Seminarium Teorii Oddziaływań Elementarnych
2006/2007 | 2007/2008 | 2008/2009 | 2009/2010 | 2010/2011 | 2011/2012 | 2012/2013 | 2013/2014 | 2014/2015 | 2015/2016 | 2016/2017
2014-11-24 (Poniedziałek)
Daniel Stolarski (CERN)
Emerging jets
I will describe a new collider object we have termed emerging jets. These can arise when there is a confining dark sector connected to the Standard Model by a TeV scale mediator, a scenario that is well motivated by dark matter considerations. The signature of an emerging jet is O(10) displaced vertices inside the jet each with different impact parameter, and a small number of prompt tracks. I will describe strategies that can be used to discover emerging jets even if they have very small cross sections.
2014-11-17 (Poniedziałek)
Tomasz Jeliński (Uniwersytet Śląski)
Yukawa unification in extended GMSB models
It is known that superpotential couplings between messenger sector and MSSM matter fields can significantly change phenomenology of the standard GMSB models. Those interactions not only give rise to A-terms and soft masses but also can lead to kinetic mixing between messengers and matter. In this talk, we shall discuss an example of unification model in which those effects play an important role.
2014-11-03 (Poniedziałek)
Janusz Kempa (PW Płock)
Cosmic rays in CERN 2014
The 18th International Symposium on Very High Energy Cosmic Ray Interactions (ISVHECRI 2014) was held at CERN in August.

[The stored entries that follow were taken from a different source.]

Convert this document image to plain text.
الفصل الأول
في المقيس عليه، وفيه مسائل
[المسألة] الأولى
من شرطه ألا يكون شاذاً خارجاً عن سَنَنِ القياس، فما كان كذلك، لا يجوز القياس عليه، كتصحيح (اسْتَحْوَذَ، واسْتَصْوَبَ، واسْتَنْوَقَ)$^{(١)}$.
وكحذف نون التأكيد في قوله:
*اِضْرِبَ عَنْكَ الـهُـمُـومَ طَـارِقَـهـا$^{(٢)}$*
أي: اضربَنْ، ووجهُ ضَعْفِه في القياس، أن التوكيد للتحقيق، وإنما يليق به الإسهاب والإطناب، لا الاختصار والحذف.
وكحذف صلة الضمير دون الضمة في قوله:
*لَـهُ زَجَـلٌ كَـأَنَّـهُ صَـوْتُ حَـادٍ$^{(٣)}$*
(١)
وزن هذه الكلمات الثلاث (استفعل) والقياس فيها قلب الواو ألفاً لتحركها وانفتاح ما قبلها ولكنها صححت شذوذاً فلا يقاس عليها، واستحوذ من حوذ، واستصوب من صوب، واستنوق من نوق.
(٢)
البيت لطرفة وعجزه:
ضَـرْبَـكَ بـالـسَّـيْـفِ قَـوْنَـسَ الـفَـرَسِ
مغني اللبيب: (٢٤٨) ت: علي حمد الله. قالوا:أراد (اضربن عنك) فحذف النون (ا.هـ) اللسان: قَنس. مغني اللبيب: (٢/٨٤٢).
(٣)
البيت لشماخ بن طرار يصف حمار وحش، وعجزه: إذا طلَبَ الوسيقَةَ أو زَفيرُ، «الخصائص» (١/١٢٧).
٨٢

It focused on high energy hadron collisions of cosmic ray particles and related topics including all directions of very, and extremely, high energy cosmic ray studies with air showers. Highlights included the accelerator studies of hadronic interactions at very high energies and the interpretation of the cosmic ray data as well as the understanding of hadronic interactions from cosmic ray data. I will discuss the latest results from these studies including extensive air showers detected at TA, AUGER, TUNKA and IceCube.
2014-10-27 (Poniedziałek)
Rose Lerner (DESY)
The minimal curvaton-Higgs model
I will begin this talk by motivating curvaton models and the idea of minimal models of cosmology. I will then introduce the minimal curvaton-higgs (MCH) model, which is a minimal interpretation of the curvaton scenario with one real scalar coupled to the standard model Higgs boson. The standard model coupling allows the dynamics of the model to be determined in detail, including effects from the thermal background and from radiative corrections to the potential. I'll discuss thermal blocking of the curvaton decay, including preliminary results from lattice simulations. Next I will present the parameter space and predictions of the model. Finally I will discuss an attempt to quantify the 'naturalness' of the model by considering stochastic dynamics.
2014-10-20 (Poniedziałek)
Wojciech Kotlarski (IFT UW)
SUSY with R-symmetry - confronting EWPO and LHC constraints
I will discuss a complete next-to-leading order computation of the lightest Higgs boson mass, the W boson mass and muon decay in the minimal R-symmetric SUSY model. This model contains non-MSSM particles including a Higgs triplet, Dirac gauginos and higgsinos, and leads to significant new tree-level and one-loop contributions to these observables. I will show that the model can accommodate the measured values of these observables for interesting regions of parameter space, characterise these regions and provide typical benchmark points in agreement with experimental constraints.
2014-10-13 (Poniedziałek)
Bryan Zaldivar (Brussels U)
Simplified Dark Matter Models for LHC analyses
In this talk I will present the state of the art of Dark Matter searches at the LHC, focusing the attention on "model independent" analyses which are presently part of the agenda for the experimental groups in the next LHC run. The need for complementarity studies will be motivated, relating different experimental searches. Finally, some comments about ongoing related works will be presented.
2014-10-06 (Poniedziałek)
Sławomir Tkaczyk (FNAL, CERN)
Physics results from CMS in Run-1 and the detector upgrade plans
Recent physics results from the CMS experiment at the LHC using the full Run-1 dataset of 30 fb-1 will be presented. The large data sample delivered by the LHC allowed for exploration of many interesting questions related to understanding of the Electroweak Symmetry Breaking, and looking for hints of physics beyond the Standard Model. The increasing instantaneous luminosity and pile-up place new demands on the detectors and the readout system. I will discuss constraints which they pose and the plans to address them in the future years.